Collectors
The Botkin Collection and the Naïvete of the Educated Consumer
From a wealthy Russian family well known for private art collections and patronage of contemporary artists, Mikhail Petrovich Botkin (1839-1914) fashioned himself as an artist, author, art historian, archaeologist, collector, and advisor to museums and collections. He studied at the St. Petersburg Academy of Art, although his own artworks never received any serious critical acclaim. He was a member of the Imperial Archaeological Commission, consultant for the Department of Medieval and Renaissance Art at the Hermitage, and the Director of the Museum of the Society for the Encouragement of the Arts, among many other roles he assumed or was appointed to in Russian art institutions and societies.

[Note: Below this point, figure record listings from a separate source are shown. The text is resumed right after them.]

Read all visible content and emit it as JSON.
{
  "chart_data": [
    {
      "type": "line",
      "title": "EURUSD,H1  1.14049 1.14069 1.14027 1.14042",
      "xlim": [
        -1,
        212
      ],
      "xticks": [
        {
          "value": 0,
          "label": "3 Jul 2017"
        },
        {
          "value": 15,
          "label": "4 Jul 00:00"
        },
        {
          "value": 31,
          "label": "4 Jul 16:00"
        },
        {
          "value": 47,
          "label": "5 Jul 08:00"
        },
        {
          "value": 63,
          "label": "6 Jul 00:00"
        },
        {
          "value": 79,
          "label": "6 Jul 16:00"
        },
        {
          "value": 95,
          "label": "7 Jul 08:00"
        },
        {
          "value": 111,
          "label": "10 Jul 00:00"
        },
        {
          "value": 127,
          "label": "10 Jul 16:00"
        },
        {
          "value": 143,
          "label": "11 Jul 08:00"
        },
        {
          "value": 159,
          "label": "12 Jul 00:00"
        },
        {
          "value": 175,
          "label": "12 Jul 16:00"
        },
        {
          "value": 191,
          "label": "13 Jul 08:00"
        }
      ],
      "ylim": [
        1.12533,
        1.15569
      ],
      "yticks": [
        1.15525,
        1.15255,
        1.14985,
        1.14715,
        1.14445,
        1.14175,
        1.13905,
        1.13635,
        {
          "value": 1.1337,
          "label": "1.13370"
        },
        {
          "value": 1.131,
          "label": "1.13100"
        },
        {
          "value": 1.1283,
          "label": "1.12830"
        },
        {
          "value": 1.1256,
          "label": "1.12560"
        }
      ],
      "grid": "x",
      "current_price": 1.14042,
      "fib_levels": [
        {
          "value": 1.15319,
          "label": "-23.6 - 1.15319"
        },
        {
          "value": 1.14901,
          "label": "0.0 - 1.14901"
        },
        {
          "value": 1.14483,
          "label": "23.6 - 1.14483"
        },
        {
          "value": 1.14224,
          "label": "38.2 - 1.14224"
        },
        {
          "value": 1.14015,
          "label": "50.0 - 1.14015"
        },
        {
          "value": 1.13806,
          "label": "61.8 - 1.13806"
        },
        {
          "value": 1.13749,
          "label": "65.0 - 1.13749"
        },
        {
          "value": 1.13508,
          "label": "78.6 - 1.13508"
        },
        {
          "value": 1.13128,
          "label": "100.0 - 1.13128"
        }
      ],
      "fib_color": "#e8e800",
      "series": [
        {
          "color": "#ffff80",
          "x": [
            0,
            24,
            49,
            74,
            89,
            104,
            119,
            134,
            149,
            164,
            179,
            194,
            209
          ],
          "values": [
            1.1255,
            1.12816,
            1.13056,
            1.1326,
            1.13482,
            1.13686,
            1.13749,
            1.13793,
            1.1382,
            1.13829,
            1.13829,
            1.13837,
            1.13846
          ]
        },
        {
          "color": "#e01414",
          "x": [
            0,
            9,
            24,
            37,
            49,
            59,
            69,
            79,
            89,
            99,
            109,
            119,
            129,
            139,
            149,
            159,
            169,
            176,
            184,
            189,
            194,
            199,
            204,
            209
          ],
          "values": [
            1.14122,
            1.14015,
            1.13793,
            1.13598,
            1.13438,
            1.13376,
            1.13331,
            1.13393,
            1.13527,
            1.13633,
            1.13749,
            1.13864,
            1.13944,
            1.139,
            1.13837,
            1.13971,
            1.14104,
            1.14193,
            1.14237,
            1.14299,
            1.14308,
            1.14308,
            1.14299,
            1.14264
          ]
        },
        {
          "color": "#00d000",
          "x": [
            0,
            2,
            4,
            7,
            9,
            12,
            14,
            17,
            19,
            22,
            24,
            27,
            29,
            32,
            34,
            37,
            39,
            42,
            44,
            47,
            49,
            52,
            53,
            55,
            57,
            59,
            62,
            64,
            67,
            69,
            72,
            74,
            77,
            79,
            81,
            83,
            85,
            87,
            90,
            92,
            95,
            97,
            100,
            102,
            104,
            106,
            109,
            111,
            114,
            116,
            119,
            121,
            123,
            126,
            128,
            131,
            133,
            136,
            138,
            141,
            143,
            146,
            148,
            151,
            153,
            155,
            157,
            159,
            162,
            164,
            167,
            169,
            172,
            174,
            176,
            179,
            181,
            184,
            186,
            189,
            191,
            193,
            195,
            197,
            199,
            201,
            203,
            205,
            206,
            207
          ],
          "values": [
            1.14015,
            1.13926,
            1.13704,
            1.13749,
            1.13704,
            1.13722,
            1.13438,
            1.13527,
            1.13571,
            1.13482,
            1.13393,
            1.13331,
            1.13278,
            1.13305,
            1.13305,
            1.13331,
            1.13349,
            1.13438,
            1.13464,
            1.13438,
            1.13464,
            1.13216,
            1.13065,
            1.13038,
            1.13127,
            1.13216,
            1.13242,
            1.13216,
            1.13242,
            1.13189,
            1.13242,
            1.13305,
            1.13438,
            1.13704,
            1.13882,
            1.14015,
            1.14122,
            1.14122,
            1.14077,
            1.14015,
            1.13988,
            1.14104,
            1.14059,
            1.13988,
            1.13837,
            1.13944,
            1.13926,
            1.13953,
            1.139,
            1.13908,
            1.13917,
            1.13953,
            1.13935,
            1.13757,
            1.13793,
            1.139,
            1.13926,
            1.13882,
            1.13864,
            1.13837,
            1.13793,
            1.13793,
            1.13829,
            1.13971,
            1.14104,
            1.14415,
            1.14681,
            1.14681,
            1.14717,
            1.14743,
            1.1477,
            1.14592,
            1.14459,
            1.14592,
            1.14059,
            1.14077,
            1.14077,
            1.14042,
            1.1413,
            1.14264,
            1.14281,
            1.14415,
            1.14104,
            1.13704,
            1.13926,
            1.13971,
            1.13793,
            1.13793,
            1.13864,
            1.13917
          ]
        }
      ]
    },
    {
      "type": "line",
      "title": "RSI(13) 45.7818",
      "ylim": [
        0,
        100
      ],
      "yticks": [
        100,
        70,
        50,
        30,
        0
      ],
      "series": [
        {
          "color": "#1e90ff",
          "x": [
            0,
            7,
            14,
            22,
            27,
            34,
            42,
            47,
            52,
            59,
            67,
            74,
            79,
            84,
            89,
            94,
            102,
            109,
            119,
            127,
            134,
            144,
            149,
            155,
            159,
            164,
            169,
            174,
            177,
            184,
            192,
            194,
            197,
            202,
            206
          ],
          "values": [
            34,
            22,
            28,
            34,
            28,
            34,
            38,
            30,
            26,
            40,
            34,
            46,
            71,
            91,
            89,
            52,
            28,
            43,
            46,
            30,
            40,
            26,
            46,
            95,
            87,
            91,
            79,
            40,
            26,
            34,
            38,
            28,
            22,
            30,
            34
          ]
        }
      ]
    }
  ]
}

During a brief residence in Italy, Botkin collected a few pieces of Renaissance art which he brought with him when he returned to St. Petersburg. Perhaps inspired by the prestigious collections of fellow Russians Zwenigorodskoi and Basilevsky, Botkin collected with unbridled enthusiasm between 1892 and 1911. In 1892, his collection included 7 enamels, but, by 1911, his collection had grown to 162 enamels, including the 43 enamels from the Zwenigorodskoi collection, which he later sold to J.P. Morgan. Like other collectors of his day, Botkin collected paintings, sculpture, metalwork, bronzes, glass, ivories, ceramics, furniture, and textiles, but his enamels are perhaps the most well-known items from his collection, because their authenticity has long been questioned. Most of the enamels had no known history before Botkin acquired them, and they are in such pristine condition that they are unlikely to be from archaeological contexts.

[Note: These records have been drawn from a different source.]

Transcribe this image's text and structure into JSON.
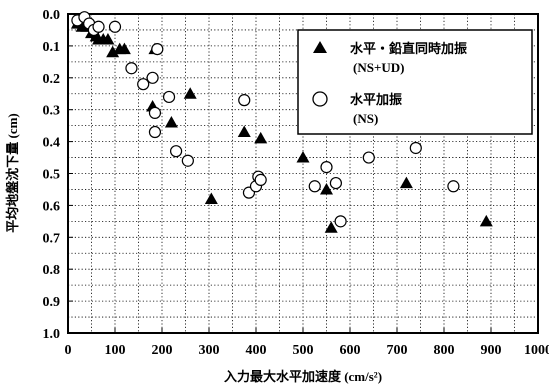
{
  "chart_data": {
    "type": "scatter",
    "xlabel": "入力最大水平加速度 (cm/s²)",
    "ylabel": "平均地盤沈下量 (cm)",
    "xlim": [
      0,
      1000
    ],
    "ylim": [
      0,
      1.0
    ],
    "y_inverted": true,
    "x_ticks": [
      "0",
      "100",
      "200",
      "300",
      "400",
      "500",
      "600",
      "700",
      "800",
      "900",
      "1000"
    ],
    "y_ticks": [
      "0.0",
      "0.1",
      "0.2",
      "0.3",
      "0.4",
      "0.5",
      "0.6",
      "0.7",
      "0.8",
      "0.9",
      "1.0"
    ],
    "grid": true,
    "legend_position": "top-right",
    "series": [
      {
        "name": "水平・鉛直同時加振\n(NS+UD)",
        "marker": "filled-triangle",
        "color": "#000000",
        "points": [
          {
            "x": 20,
            "y": 0.03
          },
          {
            "x": 30,
            "y": 0.04
          },
          {
            "x": 40,
            "y": 0.04
          },
          {
            "x": 50,
            "y": 0.06
          },
          {
            "x": 60,
            "y": 0.07
          },
          {
            "x": 65,
            "y": 0.08
          },
          {
            "x": 75,
            "y": 0.08
          },
          {
            "x": 85,
            "y": 0.08
          },
          {
            "x": 95,
            "y": 0.12
          },
          {
            "x": 110,
            "y": 0.11
          },
          {
            "x": 120,
            "y": 0.11
          },
          {
            "x": 185,
            "y": 0.11
          },
          {
            "x": 180,
            "y": 0.29
          },
          {
            "x": 260,
            "y": 0.25
          },
          {
            "x": 220,
            "y": 0.34
          },
          {
            "x": 305,
            "y": 0.58
          },
          {
            "x": 375,
            "y": 0.37
          },
          {
            "x": 410,
            "y": 0.39
          },
          {
            "x": 500,
            "y": 0.45
          },
          {
            "x": 550,
            "y": 0.55
          },
          {
            "x": 560,
            "y": 0.67
          },
          {
            "x": 720,
            "y": 0.53
          },
          {
            "x": 890,
            "y": 0.65
          }
        ]
      },
      {
        "name": "水平加振\n(NS)",
        "marker": "open-circle",
        "color": "#000000",
        "points": [
          {
            "x": 20,
            "y": 0.02
          },
          {
            "x": 35,
            "y": 0.01
          },
          {
            "x": 45,
            "y": 0.03
          },
          {
            "x": 55,
            "y": 0.05
          },
          {
            "x": 65,
            "y": 0.04
          },
          {
            "x": 100,
            "y": 0.04
          },
          {
            "x": 135,
            "y": 0.17
          },
          {
            "x": 160,
            "y": 0.22
          },
          {
            "x": 180,
            "y": 0.2
          },
          {
            "x": 185,
            "y": 0.31
          },
          {
            "x": 190,
            "y": 0.11
          },
          {
            "x": 185,
            "y": 0.37
          },
          {
            "x": 215,
            "y": 0.26
          },
          {
            "x": 230,
            "y": 0.43
          },
          {
            "x": 255,
            "y": 0.46
          },
          {
            "x": 375,
            "y": 0.27
          },
          {
            "x": 385,
            "y": 0.56
          },
          {
            "x": 400,
            "y": 0.54
          },
          {
            "x": 405,
            "y": 0.51
          },
          {
            "x": 410,
            "y": 0.52
          },
          {
            "x": 525,
            "y": 0.54
          },
          {
            "x": 550,
            "y": 0.48
          },
          {
            "x": 570,
            "y": 0.53
          },
          {
            "x": 580,
            "y": 0.65
          },
          {
            "x": 640,
            "y": 0.45
          },
          {
            "x": 740,
            "y": 0.42
          },
          {
            "x": 820,
            "y": 0.54
          }
        ]
      }
    ]
  }
}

Despite the misgivings of renowned scholars such as Kondakov, Botkin published a catalog of his collection in 1911, in which it is clear that he believes his objects to be authentic Byzantine and medieval art. His catalog includes black-and-white photographs of the rooms that housed his collection, but, like other private collectors before him, Botkin chose chromolithography to illustrate individual pieces. In 1923, some items were “restored” to Georgia and the rest sold, many to private collections and museums in the United States even though collectors were uneasy about their authenticity.

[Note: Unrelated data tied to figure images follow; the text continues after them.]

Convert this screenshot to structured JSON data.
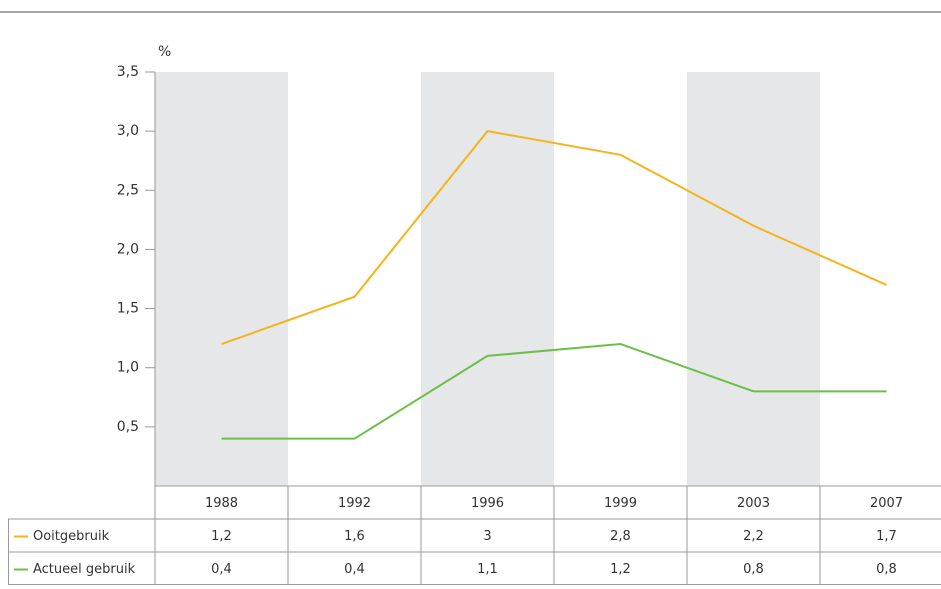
{
  "chart_data": {
    "type": "line",
    "y_label": "%",
    "categories": [
      "1988",
      "1992",
      "1996",
      "1999",
      "2003",
      "2007"
    ],
    "series": [
      {
        "name": "Ooitgebruik",
        "color": "#f5b31c",
        "values": [
          1.2,
          1.6,
          3,
          2.8,
          2.2,
          1.7
        ],
        "value_labels": [
          "1,2",
          "1,6",
          "3",
          "2,8",
          "2,2",
          "1,7"
        ]
      },
      {
        "name": "Actueel gebruik",
        "color": "#6cc04a",
        "values": [
          0.4,
          0.4,
          1.1,
          1.2,
          0.8,
          0.8
        ],
        "value_labels": [
          "0,4",
          "0,4",
          "1,1",
          "1,2",
          "0,8",
          "0,8"
        ]
      }
    ],
    "ylim": [
      0,
      3.5
    ],
    "yticks": [
      {
        "value": 0.5,
        "label": "0,5"
      },
      {
        "value": 1,
        "label": "1,0"
      },
      {
        "value": 1.5,
        "label": "1,5"
      },
      {
        "value": 2,
        "label": "2,0"
      },
      {
        "value": 2.5,
        "label": "2,5"
      },
      {
        "value": 3,
        "label": "3,0"
      },
      {
        "value": 3.5,
        "label": "3,5"
      }
    ]
  }
}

Since then, scientific analysis by the Walters Art Gallery in cooperation with Dumbarton Oaks has proven that some Botkin enamels were indeed forgeries. Research into the iconography has demonstrated that the forgers used illustrations from earlier 19th-century catalogs and published studies as models for the Botkin enamels (for example, one of the known forgeries bears remarkable similarities to the illustrations of Abbé Ibach's 1858 study on the enamelled reliquary in Limburg an der Lahn). The final “nail in the coffin” was the recent discovery of papers of a master-designer for Faberge, Franz Birbaum, who was suspicious of the Botkin enamels. Birbaum conducted a quiet investigation and discovered that one of the Faberge craftsmen, Petr Nikolayevich Popov, had been collaborating with a dealer in St. Petersburg to defraud Botkin. Popov confessed to Birbaum that approximately 150 of the 162 enamels illustrated in Botkin’s catalog were his own work.
Among the known forgeries is an enamel depicting St. John Chrysostom (1st row, center, plate 85) now in the Dumbarton Oaks collection.